I am just wondering if this a new practice I haven't heard of.

hppy

Specializes in hospice.

With the wisdom of some of the cost cutting decisions I've seen, I wouldn't put it past them, but I sure hope this isn't a new trend.

No, it's not. I've also seen towels wrapped in a diaper and taped. Horrible breakdown.

Specializes in Trauma, Orthopedics.

Reminds me of the anti-bedpan post going on a few weeks ago.

This is not new practice. This is, however, awful/lazy practice.

In my major hospital system, we are no longer allowed to use briefs. We are to use bed pans or bed side commodes. For our incontinent patients we use a towel and a chuck.

The reasoning is that briefs hold moisture and lead to skin breakdown. With no brief, it is believed that the stool or urine will be caught sooner and taken care of quicker.

With the new types of briefs available, they do not hold moisture next to skin. It is wicked and held in gel form...much like Pampers for babies.

Using a towel is just going to contribute to moisture and dermatitis breakdown, unless you stand there and change it immediately. I know that you, nor anyone else, has the time to accomplish that.

Though i agree on bed pans and commodes being used i do not agree on people being exposed or just having to eliminate on chucks and towels.
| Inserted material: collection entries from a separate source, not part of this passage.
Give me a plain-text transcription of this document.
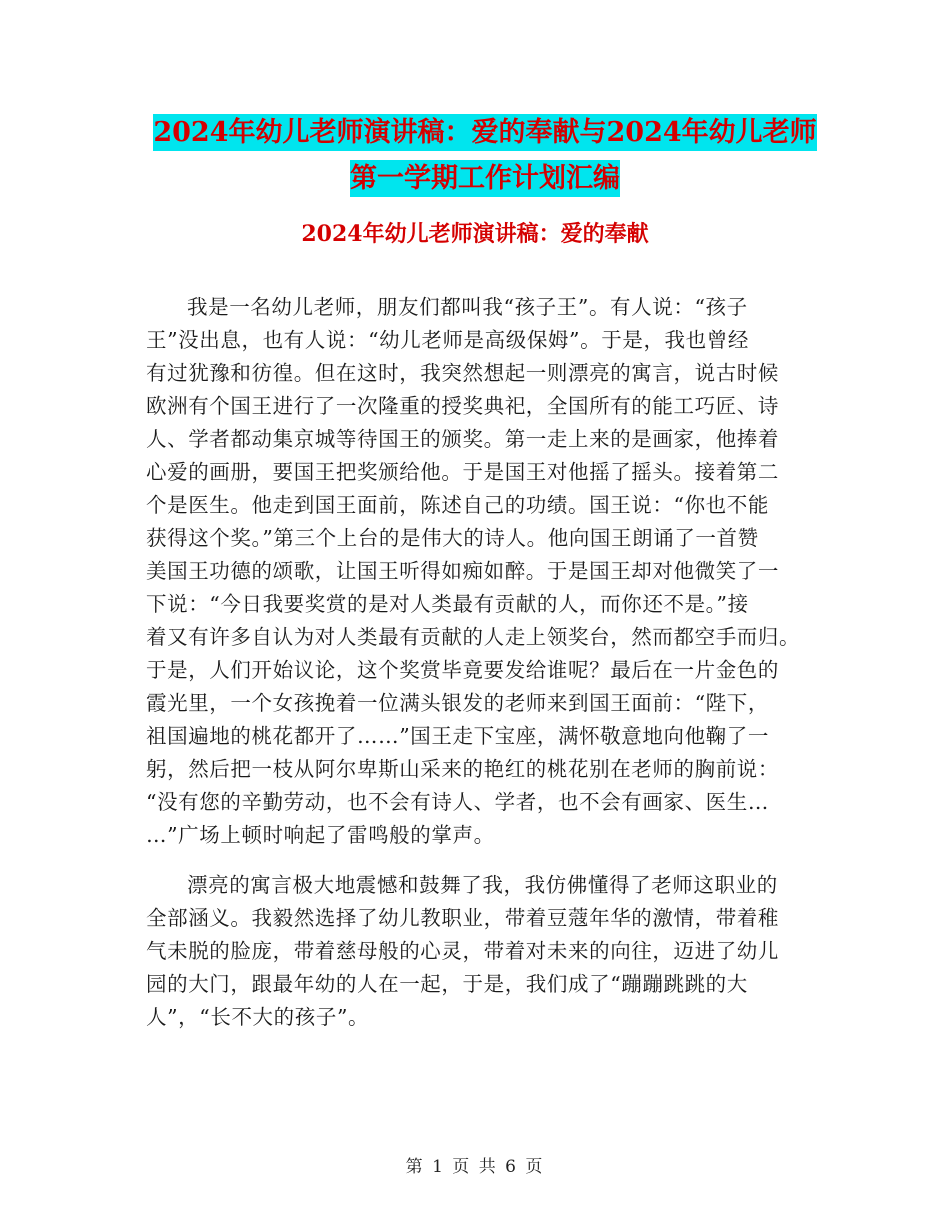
2024年幼儿老师演讲稿：爱的奉献与2024年幼儿老师
第一学期工作计划汇编
2024年幼儿老师演讲稿：爱的奉献
我是一名幼儿老师，朋友们都叫我“孩子王”。有人说：“孩子
王”没出息，也有人说：“幼儿老师是高级保姆”。于是，我也曾经
有过犹豫和彷徨。但在这时，我突然想起一则漂亮的寓言，说古时候
欧洲有个国王进行了一次隆重的授奖典祀，全国所有的能工巧匠、诗
人、学者都动集京城等待国王的颁奖。第一走上来的是画家，他捧着
心爱的画册，要国王把奖颁给他。于是国王对他摇了摇头。接着第二
个是医生。他走到国王面前，陈述自己的功绩。国王说：“你也不能
获得这个奖。”第三个上台的是伟大的诗人。他向国王朗诵了一首赞
美国王功德的颂歌，让国王听得如痴如醉。于是国王却对他微笑了一
下说：“今日我要奖赏的是对人类最有贡献的人，而你还不是。”接
着又有许多自认为对人类最有贡献的人走上领奖台，然而都空手而归。
于是，人们开始议论，这个奖赏毕竟要发给谁呢？最后在一片金色的
霞光里，一个女孩挽着一位满头银发的老师来到国王面前：“陛下，
祖国遍地的桃花都开了……”国王走下宝座，满怀敬意地向他鞠了一
躬，然后把一枝从阿尔卑斯山采来的艳红的桃花别在老师的胸前说：
“没有您的辛勤劳动，也不会有诗人、学者，也不会有画家、医生…
…”广场上顿时响起了雷鸣般的掌声。
漂亮的寓言极大地震憾和鼓舞了我，我仿佛懂得了老师这职业的
全部涵义。我毅然选择了幼儿教职业，带着豆蔻年华的激情，带着稚
气未脱的脸庞，带着慈母般的心灵，带着对未来的向往，迈进了幼儿
园的大门，跟最年幼的人在一起，于是，我们成了“蹦蹦跳跳的大
人”，“长不大的孩子”。
第 1 页 共 6 页
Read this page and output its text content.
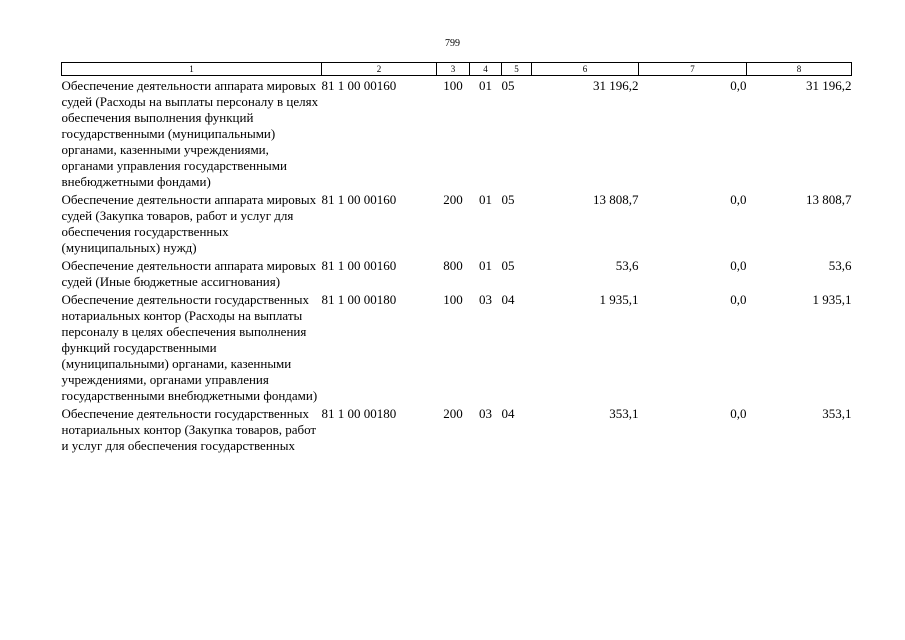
799
1	2	3	4	5	6	7	8
Обеспечение деятельности аппарата мировых судей (Расходы на выплаты персоналу в целях обеспечения выполнения функций государственными (муниципальными) органами, казенными учреждениями, органами управления государственными внебюджетными фондами)	81 1 00 00160	100	01	05	31 196,2	0,0	31 196,2
Обеспечение деятельности аппарата мировых судей (Закупка товаров, работ и услуг для обеспечения государственных (муниципальных) нужд)	81 1 00 00160	200	01	05	13 808,7	0,0	13 808,7
Обеспечение деятельности аппарата мировых судей (Иные бюджетные ассигнования)	81 1 00 00160	800	01	05	53,6	0,0	53,6
Обеспечение деятельности государственных нотариальных контор (Расходы на выплаты персоналу в целях обеспечения выполнения функций государственными (муниципальными) органами, казенными учреждениями, органами управления государственными внебюджетными фондами)	81 1 00 00180	100	03	04	1 935,1	0,0	1 935,1
Обеспечение деятельности государственных нотариальных контор (Закупка товаров, работ и услуг для обеспечения государственных	81 1 00 00180	200	03	04	353,1	0,0	353,1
Briefs if changed q2 and person is cleaned up properly will not cause that many skin breakdowns. No more then a diaper on an infant's bottom. We seem to think this is acceptable but not on an adult. Talk about dignity issues. I am not understanding the thinking behind being caught quicker if using towel. As many times as you would change a towel you change the brief instead

Is barrier cream or ointment used?

Examples: Calmoseptine, A & D, Zinc Oxide, Desitin

Specializes in Psych, Addictions, SOL (Student of Life).
Is barrier cream or ointment used?

Examples: Calmoseptine, A & D, Zinc Oxide, Desitin

Once we get them yes but you know how rough an industrial terry cloth towel is -it's like san paper on tender old skin when they arrive it does not appear that any barrier cream has been used.

hppy

Coming from home health perspective, Depends type briefs are commonly worn voluntarily, whether or not they try to make to urinal or toilet first. The bedfast, usually with a single caregiver at a time, do most often wear adult diapers.
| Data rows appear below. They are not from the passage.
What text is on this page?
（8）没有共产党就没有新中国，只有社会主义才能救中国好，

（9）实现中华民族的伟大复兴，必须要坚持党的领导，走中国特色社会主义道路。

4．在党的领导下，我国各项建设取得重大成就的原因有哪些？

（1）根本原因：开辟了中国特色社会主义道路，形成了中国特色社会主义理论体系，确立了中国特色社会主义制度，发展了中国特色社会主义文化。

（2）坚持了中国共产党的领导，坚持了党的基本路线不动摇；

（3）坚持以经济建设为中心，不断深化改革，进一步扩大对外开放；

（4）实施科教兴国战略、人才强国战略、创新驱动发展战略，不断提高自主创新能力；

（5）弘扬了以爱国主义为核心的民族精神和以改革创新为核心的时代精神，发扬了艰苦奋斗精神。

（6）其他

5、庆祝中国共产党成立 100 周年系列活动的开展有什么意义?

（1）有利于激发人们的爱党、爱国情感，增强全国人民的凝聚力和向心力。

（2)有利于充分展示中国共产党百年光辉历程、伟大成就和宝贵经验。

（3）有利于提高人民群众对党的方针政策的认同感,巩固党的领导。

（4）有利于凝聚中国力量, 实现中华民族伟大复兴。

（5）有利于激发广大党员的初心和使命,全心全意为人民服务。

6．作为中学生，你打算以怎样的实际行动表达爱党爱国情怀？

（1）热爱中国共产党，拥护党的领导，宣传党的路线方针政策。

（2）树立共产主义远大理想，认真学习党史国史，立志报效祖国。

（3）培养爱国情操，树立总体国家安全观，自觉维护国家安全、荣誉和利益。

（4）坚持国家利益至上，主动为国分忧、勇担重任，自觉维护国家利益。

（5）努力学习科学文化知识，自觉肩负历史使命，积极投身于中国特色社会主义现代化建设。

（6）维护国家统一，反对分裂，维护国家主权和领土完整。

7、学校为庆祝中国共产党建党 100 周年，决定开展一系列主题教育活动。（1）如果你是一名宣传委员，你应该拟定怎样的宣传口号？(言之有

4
If changed timely and skin barriers are used we either avoid or resolve incontinence related breakdown and as far as dignity, that's been their choice.

I don't know where it came from that those products strip their dignity.
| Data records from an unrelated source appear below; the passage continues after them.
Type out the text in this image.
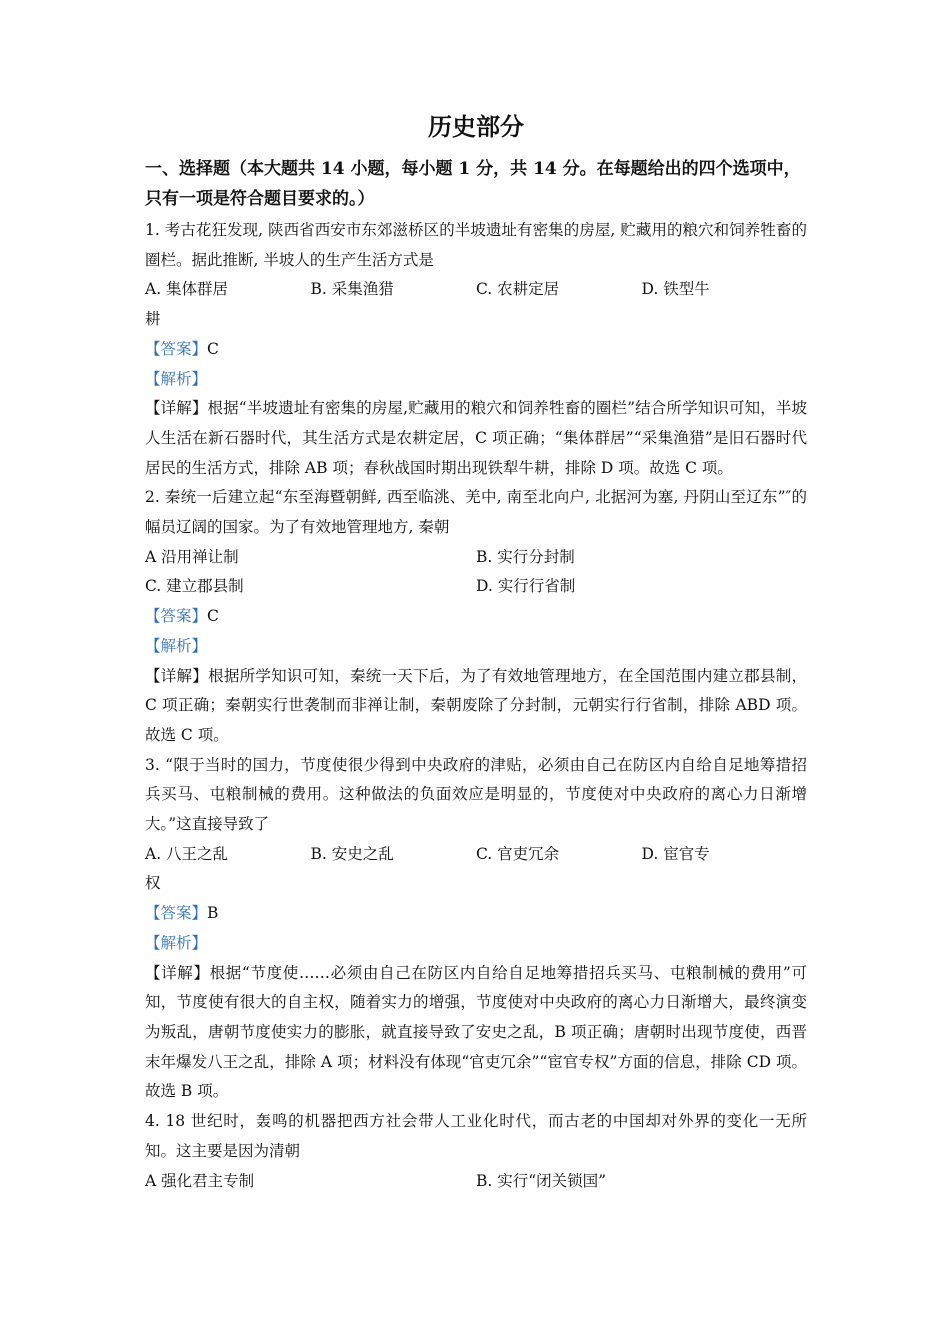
历史部分
一、选择题（本大题共 14 小题，每小题 1 分，共 14 分。在每题给出的四个选项中，只有一项是符合题目要求的。）

1. 考古花狂发现, 陕西省西安市东郊滋桥区的半坡遗址有密集的房屋, 贮藏用的粮穴和饲养牲畜的圈栏。据此推断, 半坡人的生产生活方式是

A. 集体群居	B. 采集渔猎	C. 农耕定居	D. 铁型牛

耕

【答案】C

【解析】

【详解】根据“半坡遗址有密集的房屋,贮藏用的粮穴和饲养牲畜的圈栏”结合所学知识可知，半坡人生活在新石器时代，其生活方式是农耕定居，C 项正确；“集体群居”“采集渔猎”是旧石器时代居民的生活方式，排除 AB 项；春秋战国时期出现铁犁牛耕，排除 D 项。故选 C 项。

2. 秦统一后建立起“东至海暨朝鲜, 西至临洮、羌中, 南至北向户, 北据河为塞, 丹阴山至辽东”″的幅员辽阔的国家。为了有效地管理地方, 秦朝

A 沿用禅让制	B. 实行分封制
C. 建立郡县制	D. 实行行省制

【答案】C

【解析】

【详解】根据所学知识可知，秦统一天下后，为了有效地管理地方，在全国范围内建立郡县制，C 项正确；秦朝实行世袭制而非禅让制，秦朝废除了分封制，元朝实行行省制，排除 ABD 项。故选 C 项。

3. “限于当时的国力，节度使很少得到中央政府的津贴，必须由自己在防区内自给自足地筹措招兵买马、屯粮制械的费用。这种做法的负面效应是明显的，节度使对中央政府的离心力日渐增大。”这直接导致了

A. 八王之乱	B. 安史之乱	C. 官吏冗余	D. 宦官专

权

【答案】B

【解析】

【详解】根据“节度使……必须由自己在防区内自给自足地筹措招兵买马、屯粮制械的费用”可知，节度使有很大的自主权，随着实力的增强，节度使对中央政府的离心力日渐增大，最终演变为叛乱，唐朝节度使实力的膨胀，就直接导致了安史之乱，B 项正确；唐朝时出现节度使，西晋末年爆发八王之乱，排除 A 项；材料没有体现“官吏冗余”“宦官专权”方面的信息，排除 CD 项。故选 B 项。

4. 18 世纪时，轰鸣的机器把西方社会带人工业化时代，而古老的中国却对外界的变化一无所知。这主要是因为清朝

A 强化君主专制	B. 实行“闭关锁国”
Specializes in Critical Care.

As threads here have shown, avoiding the use of briefs in hospitalized patients is actually becoming somewhat common, the reason being that incontinence should be managed with immediate clean-up and pan or linen changing and the use of a brief is often just an excuse not to do that. Generally dermatitis is more closely related to the use of briefs, not the lack of briefs.

Unfortunately, even when incontinence is made harder to ignore by not using a brief the laws of time still come into play. With the acuity relative to staffing that now exists in hospitals patient don't always get cleaned up as soon as they should.

I wonder if the towel trick is a work-around nurses used when briefs were eliminated. Instead of prompt clean up of the chux with good skin care, which eliminating briefs were supposed to do, nurses made things worse by using towels instead. The patients would have been better off in briefs which at least are more absorbent.

My hospital went to great lengths to educate staff on the newest policies on skin care, virtually eliminated briefs and has policies on how much linen can be used under a patient. I work in ICU, and skin breakdown and excoriation is a big risk that we take seriously.